Chapter 14 – First Night Inside
Everything was just as they had left them a few weeks earlier. The light was still shining bright blue on the control panel and the door was still opaque. Without hesitation, they pressed the purple button. They had forgotten how bright the light was and it took a few seconds for them to adjust before pressing the green button. Eirik looked at the water rising, with his dive computer in hand. Fourteen seconds to fill up, Eirik noted on a white underwater slate. Now they also knew the process, depth and relative time to swim to the entrance from shore.

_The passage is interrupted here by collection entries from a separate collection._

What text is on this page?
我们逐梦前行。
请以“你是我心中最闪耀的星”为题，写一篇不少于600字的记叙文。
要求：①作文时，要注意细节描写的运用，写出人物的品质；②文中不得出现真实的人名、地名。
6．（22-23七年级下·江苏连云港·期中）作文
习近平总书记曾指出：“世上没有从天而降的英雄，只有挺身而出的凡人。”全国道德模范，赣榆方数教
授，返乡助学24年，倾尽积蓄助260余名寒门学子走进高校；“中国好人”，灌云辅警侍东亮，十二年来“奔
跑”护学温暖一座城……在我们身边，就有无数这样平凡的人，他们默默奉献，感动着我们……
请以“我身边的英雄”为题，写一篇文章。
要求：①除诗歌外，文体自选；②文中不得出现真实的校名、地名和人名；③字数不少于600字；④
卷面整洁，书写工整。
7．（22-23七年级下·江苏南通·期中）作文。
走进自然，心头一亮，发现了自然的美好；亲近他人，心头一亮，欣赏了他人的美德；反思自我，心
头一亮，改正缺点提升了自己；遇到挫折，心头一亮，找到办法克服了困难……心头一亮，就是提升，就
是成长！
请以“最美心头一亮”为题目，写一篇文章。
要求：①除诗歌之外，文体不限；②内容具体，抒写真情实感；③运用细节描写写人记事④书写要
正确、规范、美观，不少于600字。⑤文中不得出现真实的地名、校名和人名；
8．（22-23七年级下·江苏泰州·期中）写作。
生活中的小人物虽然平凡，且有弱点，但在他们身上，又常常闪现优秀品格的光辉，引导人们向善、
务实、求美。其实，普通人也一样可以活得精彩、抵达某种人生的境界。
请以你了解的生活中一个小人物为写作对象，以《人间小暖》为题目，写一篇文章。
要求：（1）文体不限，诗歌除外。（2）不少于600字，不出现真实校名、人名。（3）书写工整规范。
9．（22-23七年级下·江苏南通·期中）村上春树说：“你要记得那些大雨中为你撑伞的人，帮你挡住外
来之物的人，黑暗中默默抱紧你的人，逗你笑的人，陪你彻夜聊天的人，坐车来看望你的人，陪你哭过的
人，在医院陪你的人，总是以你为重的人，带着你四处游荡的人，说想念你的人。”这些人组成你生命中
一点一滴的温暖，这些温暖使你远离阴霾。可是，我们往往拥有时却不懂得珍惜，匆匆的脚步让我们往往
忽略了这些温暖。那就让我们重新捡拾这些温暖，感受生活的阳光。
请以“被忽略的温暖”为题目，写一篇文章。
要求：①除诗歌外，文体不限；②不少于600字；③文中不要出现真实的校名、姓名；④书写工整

Entering together, they soon performed the same routine and, before long, they had removed the equipment and left them inside the corridor toward the left. Jack sighed as he looked at Eirik, who had already started measuring the dimensions of the chamber and written how long it took for the water to recede. The container, not having been designed to be submerged to this depth, had taken in water. As he unclipped the metal brasses and removed the top, he confirmed his initial feeling that the container had been as air-tight as a fishing net. But before they had time to assess the damage, everything in the container started to dry out rapidly as if by magic, which wiped the look of worries from their faces and replaced it by dumbfounded ones. Eirik, who had observed the scene unfolding, took note of it on his slate and was thinking “Facility one, divers zero.”

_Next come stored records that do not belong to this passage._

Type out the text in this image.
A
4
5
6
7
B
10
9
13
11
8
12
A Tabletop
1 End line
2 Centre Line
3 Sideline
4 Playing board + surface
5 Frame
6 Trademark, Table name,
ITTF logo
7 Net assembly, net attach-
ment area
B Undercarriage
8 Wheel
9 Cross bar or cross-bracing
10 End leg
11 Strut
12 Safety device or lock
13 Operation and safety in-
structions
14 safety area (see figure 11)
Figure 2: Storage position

“Come on, give me a hand. I think we’ll have to lift it,” Jack requested, slowly recuperating from his experience. With the help of Eirik, they lifted the container, which was now completely dry along with everything in it and carried it to the corridor. “Don't
stop here, let's bring it directly into the first room on the left.” At that, Eirik nodded and they took it inside the room they had first visited.
Jack quickly grabbed his backpack and some clothes from the opened container and placed them on the bed. “I think we should change out of our inner garments and make ourselves comfortable. We’ll be here a while. We have three days’ worth of food and water, which isn’t going to be a problem,” he said as if in a hurry. “Then we need to sweep our immediate area before we start taking more notes.”
Eirik ignored him. “I'm so excited that I have the feeling I will just start running everywhere like a little kid in a candy store,” offered Eirik excitedly as he removed his suit. He took a long, deep breath and paused for a moment remembering his plan, and grabbed a notepad from the container that he had wrapped in a Ziploc bag.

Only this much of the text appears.